The subject of research is the transformation of the University of California, San Francisco (UCSF) project delivery system as a public owner. The research provides a critical analysis of the project delivery system and should be a successful example for German public owners in reconsidering the traditional delivery system. In addition, this work offers guidance to the project delivery system in the public construction sector. One advantage of the selected subject is that UCSF’s projects can be compared with other University of California (UC) campuses. In this way, the success of the UCSF’s project delivery system can be measured and verified for the overall UC system at a higher level of abstraction. In fact, UCSF is more successful in achieving project goals than other UC campuses. Another important aspect of this research is the view of UCSF as a 'socio-cultural island'. This made it possible to implement a pilot program and test the redesign of the tendering procedure. The research features six case studies including an academic office building, four laboratories (two of whiche are new buildings and two of which are modernization/renovation projects), and a hospital. Data was collected through project-specific documents, such as contracts, interviews, and observation. Quantitative content analysis was used to first inspect each case separately in order to highlight the specifics, and then a cross-case analysis was conducted to identify patterns and differences. The cases show that UCSF does not maintain in the status quo and is continuously working on improving its project delivery system. In addition to a fair tendering procedure, upon which collaboration is highly dependent, it becomes clear that the project’s success was based on the owner’s understanding of their own expectations and goals, the change of management processes within the owner’s organization (geared to the project delivery), the promotion of Lean implementation by the owner, and in particular the integration of the owner as an active part of the project team. Furthermore, the case studies were evaluated using indicators derived from literature (tendering procedure, contract, financial incentives, goal-setting process, decision-making process, implementation of the Last Planner System (LPS) as a production system, and conflict management) to identify the requirements of the project delivery system.
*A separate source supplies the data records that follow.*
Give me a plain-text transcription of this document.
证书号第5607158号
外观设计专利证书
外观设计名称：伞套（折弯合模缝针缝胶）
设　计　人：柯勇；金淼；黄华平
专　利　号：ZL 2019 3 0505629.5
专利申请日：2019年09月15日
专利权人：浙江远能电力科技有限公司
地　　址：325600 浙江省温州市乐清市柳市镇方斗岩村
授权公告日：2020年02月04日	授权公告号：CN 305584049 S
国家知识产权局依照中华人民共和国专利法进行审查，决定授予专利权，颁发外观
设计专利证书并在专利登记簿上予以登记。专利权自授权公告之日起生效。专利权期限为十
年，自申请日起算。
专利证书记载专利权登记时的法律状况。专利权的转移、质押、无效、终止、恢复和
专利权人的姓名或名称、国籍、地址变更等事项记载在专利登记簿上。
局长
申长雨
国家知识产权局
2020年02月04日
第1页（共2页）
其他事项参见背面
Based on the findings of the case studies, it can be stated that collaboration in the project team is significantly influenced by (1) the structural and cultural requirements of the project delivery, (2) the relationships between the project participants, and (3) the motivation of the participants. The emotional and social dimensions must be considered more closely in projects, since it is people who drive change and who represent an essential aspect of the project's success. These three components build the basis for the finally defined recommendation for action for a collaborative project delivery system in the public construction sector.